- Eurosport Logo
- Also known as: Fight Club
- Genre: Kickboxing Martial Arts MMA
- Country of origin: Europe
- Original language: English

Production
- Production locations: Issy-les-Moulineaux, Paris, France
- Editors: Samuel Pagal Annie Vicaire Charles-Henri Odin
- Running time: 120-180 mins. (within commercial breaks)

Original release
- Network: Eurosport
- Release: 2001

= Eurosport Fight Club =

Television series

Fight Club was a martial arts TV magazine program, created by Samuel Pagal and broadcast by the French based, pan-European broadcasting sports channel Eurosport. The program includes various events, bouts and special features of kickboxing throughout the world.

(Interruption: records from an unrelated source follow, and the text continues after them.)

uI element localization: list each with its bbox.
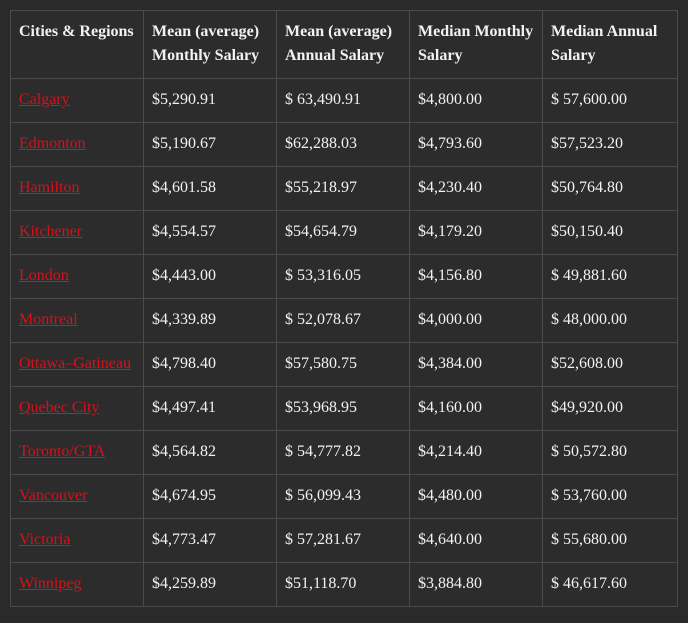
city-link[interactable]: Hamilton <box>19 179 80 196</box>
salary-cell: $4,230.40 <box>409 166 543 211</box>
salary-cell: $54,654.79 <box>276 210 410 255</box>
salary-cell: $4,156.80 <box>409 254 543 299</box>
salary-cell: $ 54,777.82 <box>276 430 410 475</box>
salary-cell: $ 53,760.00 <box>542 474 678 519</box>
salary-cell: $50,764.80 <box>542 166 678 211</box>
salary-cell: $4,480.00 <box>409 474 543 519</box>
city-cell: Toronto/GTA <box>10 430 144 475</box>
city-cell: Vancouver <box>10 474 144 519</box>
city-link[interactable]: London <box>19 267 69 284</box>
city-link[interactable]: Vancouver <box>19 487 88 504</box>
city-link[interactable]: Calgary <box>19 91 70 108</box>
salary-cell: $4,800.00 <box>409 78 543 123</box>
table-row: Toronto/GTA $4,564.82 $ 54,777.82 $4,214.40… <box>10 430 678 475</box>
table-row: Quebec City $4,497.41 $53,968.95 $4,160.00 $… <box>10 386 678 431</box>
salary-cell: $3,884.80 <box>409 562 543 607</box>
salary-cell: $4,384.00 <box>409 342 543 387</box>
salary-cell: $53,968.95 <box>276 386 410 431</box>
salary-cell: $ 50,572.80 <box>542 430 678 475</box>
salary-cell: $4,339.89 <box>143 298 277 343</box>
salary-cell: $4,000.00 <box>409 298 543 343</box>
city-link[interactable]: Edmonton <box>19 135 86 152</box>
city-link[interactable]: Kitchener <box>19 223 83 240</box>
salary-table: Cities & Regions Mean (average) Monthly S… <box>10 10 678 607</box>
city-link[interactable]: Quebec City <box>19 399 100 416</box>
city-link[interactable]: Ottawa–Gatineau <box>19 355 131 372</box>
salary-cell: $4,601.58 <box>143 166 277 211</box>
city-link[interactable]: Montreal <box>19 311 78 328</box>
table-row: Victoria $4,773.47 $ 57,281.67 $4,640.00 $ 5… <box>10 518 678 563</box>
city-link[interactable]: Toronto/GTA <box>19 443 106 460</box>
salary-cell: $5,190.67 <box>143 122 277 167</box>
salary-cell: $ 48,000.00 <box>542 298 678 343</box>
city-cell: London <box>10 254 144 299</box>
salary-cell: $4,160.00 <box>409 386 543 431</box>
header-row: Cities & Regions Mean (average) Monthly S… <box>10 10 678 79</box>
salary-cell: $ 53,316.05 <box>276 254 410 299</box>
table-row: Vancouver $4,674.95 $ 56,099.43 $4,480.00 $ … <box>10 474 678 519</box>
salary-cell: $ 46,617.60 <box>542 562 678 607</box>
salary-cell: $4,554.57 <box>143 210 277 255</box>
salary-cell: $4,214.40 <box>409 430 543 475</box>
table-body: Calgary $5,290.91 $ 63,490.91 $4,800.00 $ 57… <box>10 78 678 607</box>
salary-cell: $4,640.00 <box>409 518 543 563</box>
salary-cell: $50,150.40 <box>542 210 678 255</box>
salary-cell: $ 49,881.60 <box>542 254 678 299</box>
salary-cell: $ 57,600.00 <box>542 78 678 123</box>
salary-cell: $4,564.82 <box>143 430 277 475</box>
salary-cell: $4,179.20 <box>409 210 543 255</box>
table-row: Edmonton $5,190.67 $62,288.03 $4,793.60 $57,… <box>10 122 678 167</box>
salary-cell: $ 56,099.43 <box>276 474 410 519</box>
salary-cell: $4,773.47 <box>143 518 277 563</box>
table-row: Montreal $4,339.89 $ 52,078.67 $4,000.00 $ 4… <box>10 298 678 343</box>
table-row: Calgary $5,290.91 $ 63,490.91 $4,800.00 $ 57… <box>10 78 678 123</box>
table-row: Hamilton $4,601.58 $55,218.97 $4,230.40 $50,… <box>10 166 678 211</box>
city-cell: Calgary <box>10 78 144 123</box>
table-row: Winnipeg $4,259.89 $51,118.70 $3,884.80 $ 46… <box>10 562 678 607</box>
salary-cell: $ 52,078.67 <box>276 298 410 343</box>
city-cell: Ottawa–Gatineau <box>10 342 144 387</box>
salary-cell: $4,798.40 <box>143 342 277 387</box>
salary-cell: $62,288.03 <box>276 122 410 167</box>
salary-cell: $ 57,281.67 <box>276 518 410 563</box>
salary-cell: $4,793.60 <box>409 122 543 167</box>
city-cell: Kitchener <box>10 210 144 255</box>
city-cell: Quebec City <box>10 386 144 431</box>
salary-cell: $57,580.75 <box>276 342 410 387</box>
header-cell: Median Annual Salary <box>542 10 678 79</box>
table-container: Cities & Regions Mean (average) Monthly S… <box>10 10 678 607</box>
city-cell: Victoria <box>10 518 144 563</box>
header-cell: Median Monthly Salary <box>409 10 543 79</box>
salary-cell: $4,674.95 <box>143 474 277 519</box>
salary-cell: $5,290.91 <box>143 78 277 123</box>
salary-cell: $52,608.00 <box>542 342 678 387</box>
city-cell: Hamilton <box>10 166 144 211</box>
table-row: Kitchener $4,554.57 $54,654.79 $4,179.20 $50… <box>10 210 678 255</box>
salary-cell: $55,218.97 <box>276 166 410 211</box>
city-cell: Winnipeg <box>10 562 144 607</box>
header-cell: Mean (average) Monthly Salary <box>143 10 277 79</box>
salary-cell: $ 63,490.91 <box>276 78 410 123</box>
salary-cell: $57,523.20 <box>542 122 678 167</box>
city-cell: Montreal <box>10 298 144 343</box>
header-cell: Cities & Regions <box>10 10 144 79</box>
table-row: London $4,443.00 $ 53,316.05 $4,156.80 $ 49,… <box>10 254 678 299</box>
salary-cell: $51,118.70 <box>276 562 410 607</box>
city-link[interactable]: Winnipeg <box>19 575 82 592</box>
header-cell: Mean (average) Annual Salary <box>276 10 410 79</box>
salary-cell: $ 55,680.00 <box>542 518 678 563</box>
salary-cell: $4,443.00 <box>143 254 277 299</box>
salary-cell: $4,259.89 <box>143 562 277 607</box>
city-cell: Edmonton <box>10 122 144 167</box>
salary-cell: $49,920.00 <box>542 386 678 431</box>
table-row: Ottawa–Gatineau $4,798.40 $57,580.75 $4,384… <box>10 342 678 387</box>
salary-cell: $4,497.41 <box>143 386 277 431</box>
city-link[interactable]: Victoria <box>19 531 71 548</box>
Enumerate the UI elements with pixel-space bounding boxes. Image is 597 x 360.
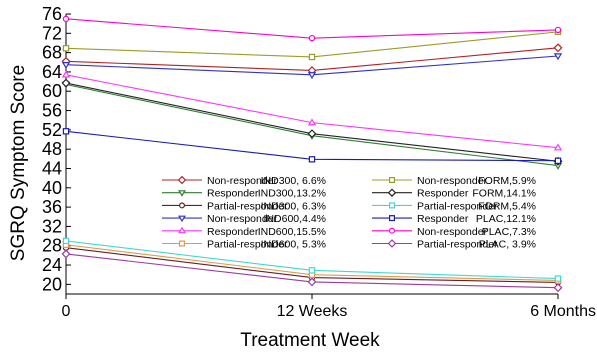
- data-point-square: [389, 215, 396, 222]
- data-point-triangle-up: [307, 118, 317, 126]
- legend-group: IND600,4.4%: [264, 213, 326, 225]
- y-tick-label: 60: [42, 81, 62, 101]
- y-tick-label: 44: [42, 158, 62, 178]
- y-tick-label: 24: [42, 255, 62, 275]
- legend-group: PLAC,7.3%: [482, 226, 536, 238]
- legend-label: Non-responder: [207, 213, 278, 225]
- legend-label: Partial-responder: [417, 239, 498, 251]
- data-point-triangle-down: [553, 53, 563, 61]
- data-point-square: [308, 267, 316, 274]
- data-point-diamond: [387, 188, 397, 197]
- legend-label: Responder: [417, 188, 469, 200]
- x-tick-label: 0: [62, 303, 71, 320]
- legend-label: Non-responder: [417, 226, 488, 238]
- data-point-diamond: [61, 249, 71, 259]
- data-point-square: [62, 45, 70, 52]
- y-axis-title: SGRQ Symptom Score: [8, 65, 29, 261]
- series-markers: [61, 15, 563, 293]
- x-tick-label: 12 Weeks: [277, 303, 348, 320]
- data-point-square: [179, 240, 186, 247]
- data-point-triangle-down: [178, 215, 186, 223]
- data-point-square: [389, 177, 396, 184]
- y-tick-label: 28: [42, 236, 62, 256]
- data-point-square: [62, 237, 70, 245]
- data-point-square: [62, 128, 70, 135]
- data-point-circle: [62, 15, 70, 23]
- legend-group: IND300, 6.3%: [261, 200, 326, 212]
- legend-entry: Responder IND300,13.2%: [162, 188, 326, 200]
- data-point-circle: [308, 34, 316, 42]
- legend-label: Partial-responder: [207, 200, 288, 212]
- data-point-circle: [554, 26, 562, 34]
- legend-entry: Responder IND600,15.5%: [162, 226, 326, 238]
- data-point-diamond: [307, 277, 317, 287]
- data-point-diamond: [61, 78, 71, 88]
- legend-label: Responder: [207, 226, 259, 238]
- legend-group: PLAC, 3.9%: [479, 239, 536, 251]
- legend-label: Non-responder: [417, 175, 488, 187]
- legend-group: IND600, 5.3%: [261, 239, 326, 251]
- data-point-square: [389, 202, 396, 209]
- data-point-diamond: [553, 283, 563, 293]
- data-point-triangle-up: [61, 70, 71, 78]
- data-point-triangle-down: [307, 72, 317, 80]
- data-point-diamond: [387, 239, 397, 248]
- legend-entry: Responder PLAC,12.1%: [372, 213, 536, 225]
- data-point-diamond: [307, 129, 317, 139]
- legend-group: FORM,5.9%: [478, 175, 536, 187]
- data-point-triangle-up: [553, 143, 563, 151]
- legend-label: Responder: [207, 188, 259, 200]
- data-point-circle: [389, 227, 396, 234]
- y-tick-label: 36: [42, 197, 62, 217]
- y-tick-label: 68: [42, 43, 62, 63]
- data-point-square: [308, 53, 316, 61]
- y-tick-label: 32: [42, 216, 62, 236]
- legend-group: IND300, 6.6%: [261, 175, 326, 187]
- y-tick-label: 40: [42, 178, 62, 198]
- data-point-circle: [179, 202, 186, 209]
- data-point-square: [554, 157, 562, 164]
- y-tick-label: 76: [42, 4, 62, 24]
- legend-entry: Responder FORM,14.1%: [372, 188, 536, 200]
- data-point-triangle-up: [178, 226, 186, 234]
- x-tick-label: 6 Months: [530, 303, 596, 320]
- legend-label: Responder: [417, 213, 469, 225]
- legend-group: FORM,14.1%: [472, 188, 536, 200]
- y-tick-label: 64: [42, 62, 62, 82]
- legend-label: Non-responder: [207, 175, 278, 187]
- legend-group: IND600,15.5%: [258, 226, 326, 238]
- data-point-triangle-down: [178, 190, 186, 197]
- y-tick-label: 72: [42, 23, 62, 43]
- data-point-square: [308, 156, 316, 163]
- y-tick-label: 56: [42, 101, 62, 121]
- y-tick-label: 20: [42, 274, 62, 294]
- legend-label: Partial-responder: [207, 239, 288, 251]
- y-tick-label: 52: [42, 120, 62, 140]
- legend-group: PLAC,12.1%: [476, 213, 536, 225]
- data-point-triangle-down: [61, 61, 71, 69]
- y-tick-label: 48: [42, 139, 62, 159]
- legend-label: Partial-responder: [417, 200, 498, 212]
- data-point-diamond: [177, 175, 187, 185]
- legend-group: IND300,13.2%: [258, 188, 326, 200]
- legend-group: FORM,5.4%: [478, 200, 536, 212]
- data-point-diamond: [553, 43, 563, 53]
- x-axis-title: Treatment Week: [240, 330, 380, 351]
- data-point-square: [554, 275, 562, 282]
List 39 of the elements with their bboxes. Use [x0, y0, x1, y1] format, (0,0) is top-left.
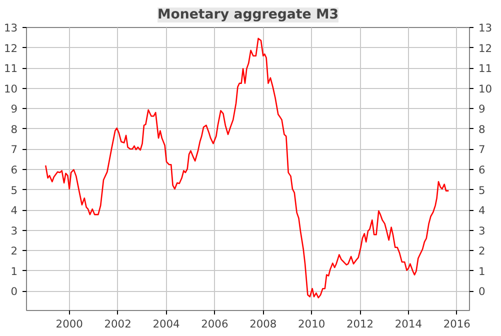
y2-tick-label: 2	[478, 244, 486, 258]
y-tick-label: 12	[4, 42, 18, 55]
x-tick-label: 2006	[201, 318, 228, 330]
y2-tick-label: 9	[478, 102, 486, 116]
y2-tick-label: 7	[478, 143, 486, 156]
y2-tick-label: 0	[478, 285, 486, 298]
y2-tick-label: 8	[478, 122, 486, 136]
x-tick-label: 2014	[394, 318, 422, 330]
x-tick-label: 2016	[443, 318, 471, 330]
chart-title: Monetary aggregate M3	[157, 8, 339, 22]
y-tick-label: 4	[10, 204, 18, 218]
y2-tick-label: 6	[478, 164, 486, 177]
y2-tick-label: 12	[478, 42, 492, 55]
y2-tick-label: 4	[478, 204, 486, 218]
y-tick-label: 1	[10, 264, 18, 278]
y-tick-label: 7	[10, 143, 18, 156]
y-tick-label: 3	[10, 224, 18, 238]
y2-tick-label: 13	[478, 22, 492, 34]
y-tick-label: 10	[4, 82, 18, 96]
y-tick-label: 6	[10, 164, 18, 177]
x-tick-label: 2002	[104, 318, 132, 330]
y-tick-label: 8	[10, 122, 18, 136]
y-tick-label: 13	[4, 22, 18, 34]
y2-tick-label: 5	[478, 184, 486, 197]
y2-tick-label: 3	[478, 224, 486, 238]
y-tick-label: 0	[10, 285, 18, 298]
y-tick-label: 5	[10, 184, 18, 197]
y2-tick-label: 11	[478, 62, 492, 76]
line-series	[44, 38, 450, 298]
y-tick-label: 11	[4, 62, 18, 76]
x-tick-label: 2004	[152, 318, 180, 330]
y-tick-label: 9	[10, 102, 18, 116]
y2-tick-label: 10	[478, 82, 492, 96]
x-tick-label: 2012	[346, 318, 374, 330]
x-tick-label: 2010	[298, 318, 326, 330]
x-tick-label: 2000	[56, 318, 84, 330]
y2-tick-label: 1	[478, 264, 486, 278]
x-tick-label: 2008	[250, 318, 277, 330]
y-tick-label: 2	[10, 244, 18, 258]
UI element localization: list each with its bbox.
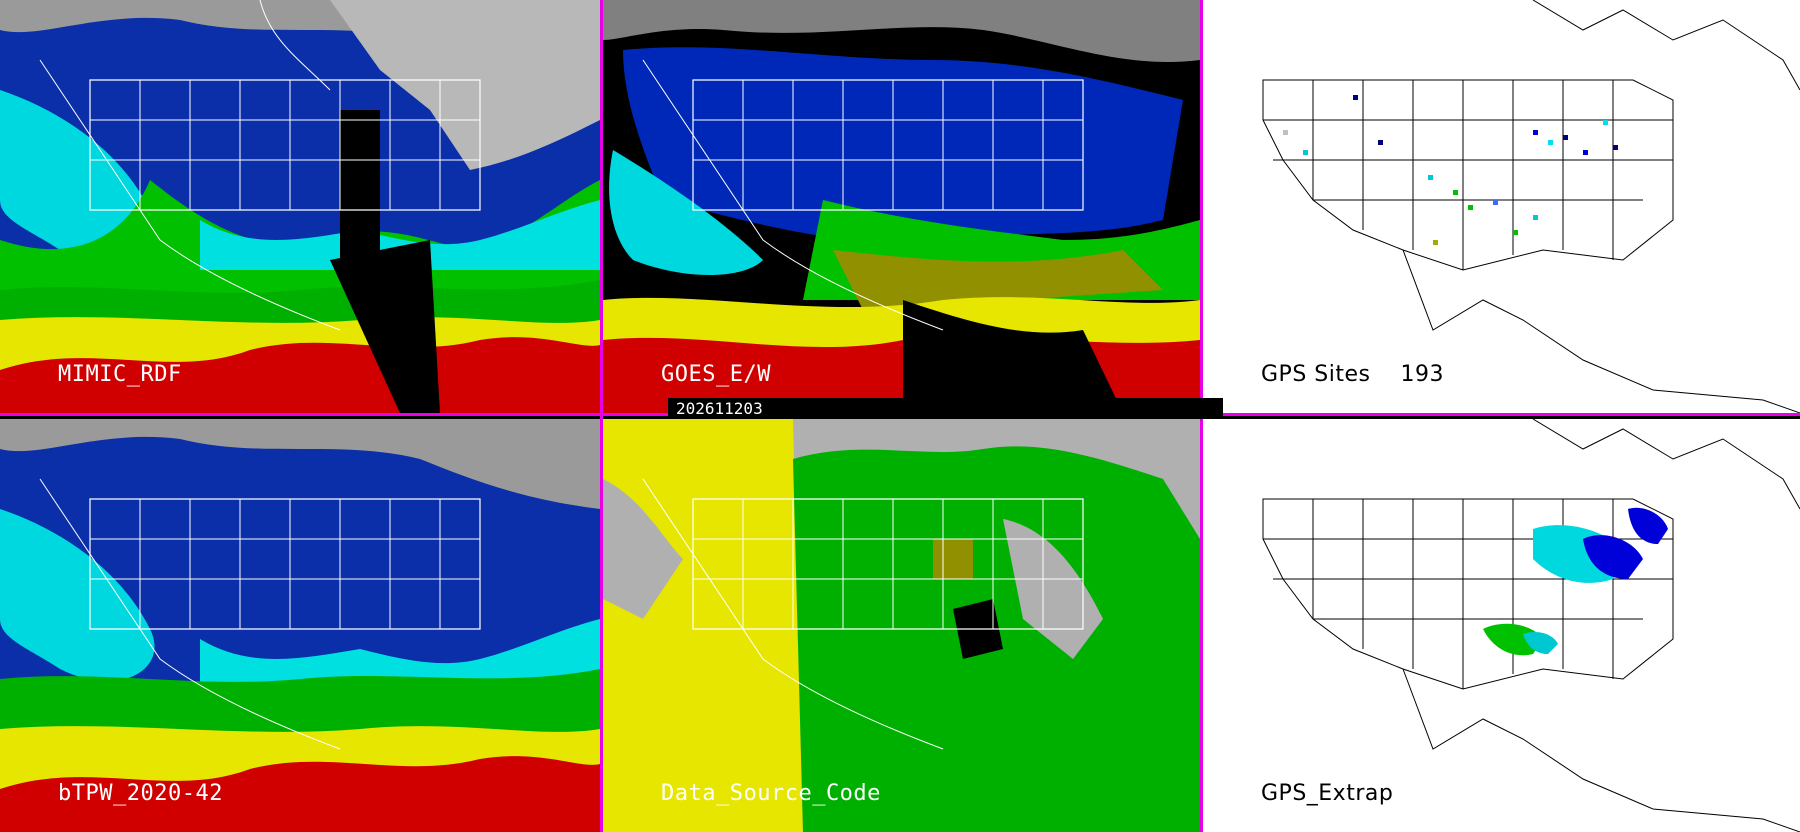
panel-label-data-source: Data_Source_Code: [661, 781, 881, 806]
panel-label-goes: GOES_E/W: [661, 362, 771, 387]
gps-site-markers: [1283, 95, 1618, 245]
timestamp-label: 202611203: [676, 399, 763, 418]
data-source-code-map: [603, 419, 1200, 832]
data-source-code-panel[interactable]: Data_Source_Code: [603, 419, 1200, 832]
gps-extrap-map: [1203, 419, 1800, 832]
gps-extrap-panel[interactable]: GPS_Extrap: [1203, 419, 1800, 832]
btpw-panel[interactable]: bTPW_2020-42: [0, 419, 600, 832]
btpw-map: [0, 419, 600, 832]
panel-label-mimic: MIMIC_RDF: [58, 362, 182, 387]
panel-label-gps-sites: GPS Sites 193: [1261, 362, 1444, 387]
mimic-rdf-map: [0, 0, 600, 413]
goes-panel[interactable]: GOES_E/W: [603, 0, 1200, 413]
goes-map: [603, 0, 1200, 413]
gps-sites-panel[interactable]: GPS Sites 193: [1203, 0, 1800, 413]
panel-label-btpw: bTPW_2020-42: [58, 781, 223, 806]
mimic-rdf-panel[interactable]: MIMIC_RDF: [0, 0, 600, 413]
gps-sites-map: [1203, 0, 1800, 413]
panel-label-gps-extrap: GPS_Extrap: [1261, 781, 1394, 806]
timestamp-bar: [668, 398, 1223, 419]
vertical-divider-left: [600, 0, 603, 832]
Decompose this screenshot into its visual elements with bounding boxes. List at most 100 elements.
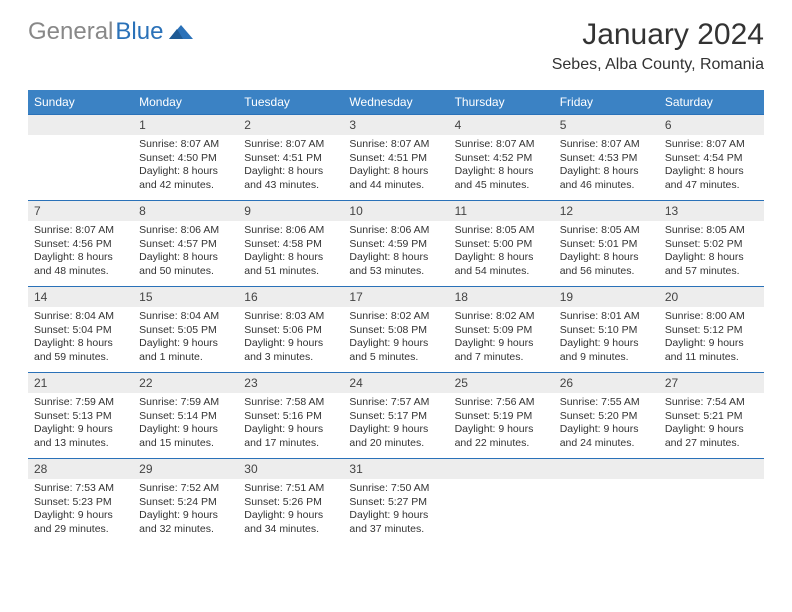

Fight Club was aired on 21:00 CET on Thursdays. The replays were generally scheduled in weekends in shortened versions.

==Content==
The Fight Club program was notable for airing K-1 events. Its whole calendar was usually shown over the course of the year. The K-1 martial arts organization had tournaments in K-1 MAX for a 70.5 kg (155 lb) weight division, and in K-1 World Grand Prix for the +90 kg (200 lb) weight division. In addition, fight club often covered various kickboxing and Muay Thai events from Europe, within modified rules in European standards.

==Featured events==

| Organization | Country | Discipline(s) | Notes |
|---|---|---|---|
| Le Choc des Titans | France | Kickboxing |  |
| K-1 | Japan | Kickboxing |  |
| WAKO Pro World Grand Prix | Italy | Kickboxing |  |
| United Glory | Netherlands | Kickboxing |  |
| It's Showtime | Netherlands | Kickboxing/MMA |  |
| Klash Events | Netherlands | Kickboxing |  |
| King of Kings | Lithuania | Kickboxing |  |
| SLAMM!! Events | Netherlands | Kickboxing |  |
| Champions League | Portugal | Kickboxing |  |
| SUPERKOMBAT | Romania | Kickboxing |  |
| World Freefight Challenge (WFC) | Slovenia | Kickboxing/MMA |  |
| Thailand VS Challenger Series | Thailand | Muay Thai |  |
| Ring Masters | Turkey | Kickboxing |  |
| King of Kings | Moldova | Kickboxing |  |

===Top 10 KOs===
The program also supplies special features like exclusive interviews with fighters and a popular Top 10 KOs list, which encloses the most spectacular knock outs made that year.

==Commentators==
Eurosport broadcasts in 20 different languages all around Europe and in English in Asia-Pacific Zone. The commentators for each language are below:

| Language | Commantator(s) | Notes |
Central and West Europe
| Dutch | Fred Royers |  |
| English | Will Vanders |  |
| French | Samuel Pagal / Charles-Henri Odin / Pascal Iglicki |  |
| Portuguese | Carlos Ramjanali |  |
Eastern Europe and Balkans
| Bulgarian | Kamen Petrov & Ognian Georgiev |  |
| Czech | Ondrej Novotny & Jan Dominec |  |
| Hungarian | Ferenc Várhegyi & Róbert Opál |  |
| Polish | Andrzej Janisz & Piotr Zwierzchowski |  |
| Romanian | Teo Avramescu & Alex Ganci |  |
| Russian | Stanislav Golovanov |  |
| Serbian | Dusko Milanovic |  |
Scandinavia
| Danish | Tania Presutti |  |
| Finnish | Simo Halmevuo & Petri Martinez |  |
| Norwegian | No local commentary, broadcast in English |  |
| Swedish | Kasra Ashami & Ronny Lindqvist |  |
Southern Europe
| Greek | Makis Kolethras |  |
| Italian | Dario Puppo & Stefania Bianchini |  |
| Spanish | Emilio Marquiegui |  |
| Turkish | Umut Isik & Birol Topuz |  |
Former Rosters
| Italian | Giorgio Ambrogi |  |
| Russian | Roman Mazurov |  |
| Serbian | Ognjen Veljic |  |
| Swedish | Jörgen Kruth |  |

===Technical support===
The program was edited in Eurosport Central Building studios which is located in Issy-Les-Moulineaux commune, Paris by Samuel Pagal, Annie Vicaire and Charle-Henri Odin, the editors of the show.